Hit-skips are a problem on Central Ohio roads and victims have been reaching out to ABC6/FOX28 for answers.

"I was going to the bus stop," said hit-skip victim Josheiana Lamar.

Work was wrapping up for the young woman on October 16th near the corner of Ferris Road and Cleveland Avenue, when an instant changed everything.

"It threw me, like a couple feet," said Lamar.

At first, she didn't know what it was, but it turned out to be a car, and the driver didn't stop.

"I walked out of the trees and I was like waving for someone to help me," said Lamar.

Another driver finally did stop and called police.

"I know he felt himself hit me and I think I might have even made eye contact with him," said Lamar.

Lamar has been recovering. She fractured her eye and fears she may lose her teeth. She can't remember much of what happened that day, and the driver and potential witnesses aren't coming forward.

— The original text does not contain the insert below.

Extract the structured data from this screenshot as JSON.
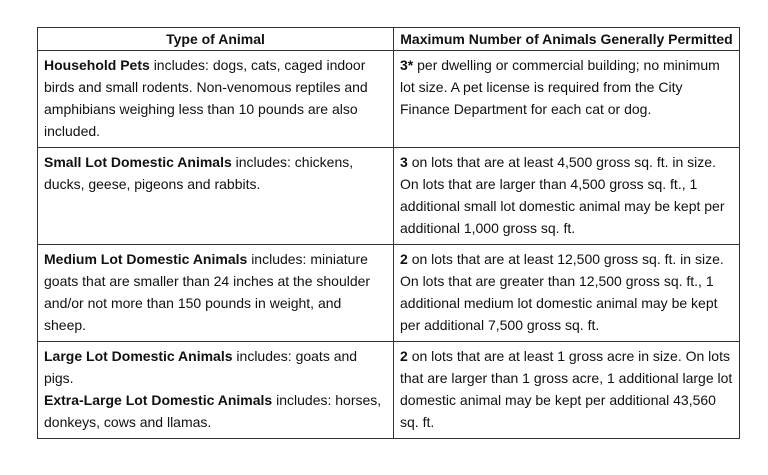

She reached out to ABC6/FOX28 for help.

"Hit-and-run, how many are unsolved? Because that is a big deal," said Lamar.

Sergeant Brooke Wilson leads Columbus Police's Accident Investigation Unit.

"The last couple of months where we had a couple of fatal hit-skips kind of in close proximity, so that is really what I think has been making people more aware of the hit-skip problem," said Lamar.

Numbers provided by Sgt. Wilson help paint the picture. In Franklin County, drivers leave the scene in about one-in-ten crashes in recent years. When they do leave, it can be almost impossible to track those drivers down.

Last year almost 87 percent of hit-skips in Franklin County went unsolved, up from 2015. Most are property hit-skips.

"Somebody is going to make a choice," said Sgt. Wilson. "Are they going to do the right thing?"

If someone sideswipes your car and takes off, the first responding officer has the first responsibility to investigate. There are 13 investigators in the Accident Investigation Unit looking into the rest, which is when someone is seriously hurt or dies.

But, is that enough? Sgt. Wilson said it is not.

"Everybody in the police department wants more people, yes," said Sgt. Wilson.

He said they follow up on thousands of crashes a year. He said even with cameras, some investigations can be dead ends.

"We can actually see a crash," said Sgt. Wilson, "and then we see all of our witnesses drive away."

So, what is the solution?

"We don't want to turn our society into a police state," said Sgt. Wilson. "We don't want video tape at every intersection, investigatively that would help, but at what cost?"

These are crimes that often leave families searching for answers.

"You're numb," said Frank Gavula, the father of a victim. "You don't know what to say or what to do."

A driver took off in Clintonville on Labor Day weekend this year, hitting and sideswiping a string of cars. That driver did not stop, eventually slamming into 35-year-old Adrienne Gavula. Her car was stopped at a red light at High Street and Arcadia Avenue.

"They kept trying things and trying things and she would have never wanted to live like that," said her father.

Gavula was a community leader, working for the ACLU of Ohio for years.

"She was generous and always pushed people to be the very best you can be," said Frank Gavula.

Right now, no arrests have been made and police continue their investigation.

"I want revenge," said her dad. "I would like to see him in jail."

Family and friends have posted fliers.

"She fought for everyone," said close friend Allie Johnson. "She would have fought for the man who killed her."

Flowers are still in front of the tree where Adrienne lost her life those months ago.

Police said they cannot comment on either case because the investigations into both remain open. Numbers show the Accident Investigation Unit solves many fatal hit skips.

Columbus' mayor just announced that $2 million will be dedicated to police for special projects targeting street safety and solving murders. That money will go to overtime, not for additional officers.

Police told ABC6/FOX28 that additional officers are always wanted, but in terms of the next budget, it is premature to say more at this point.

In the meantime, police also said they will continue to look at accident patterns and shift patrols where needed.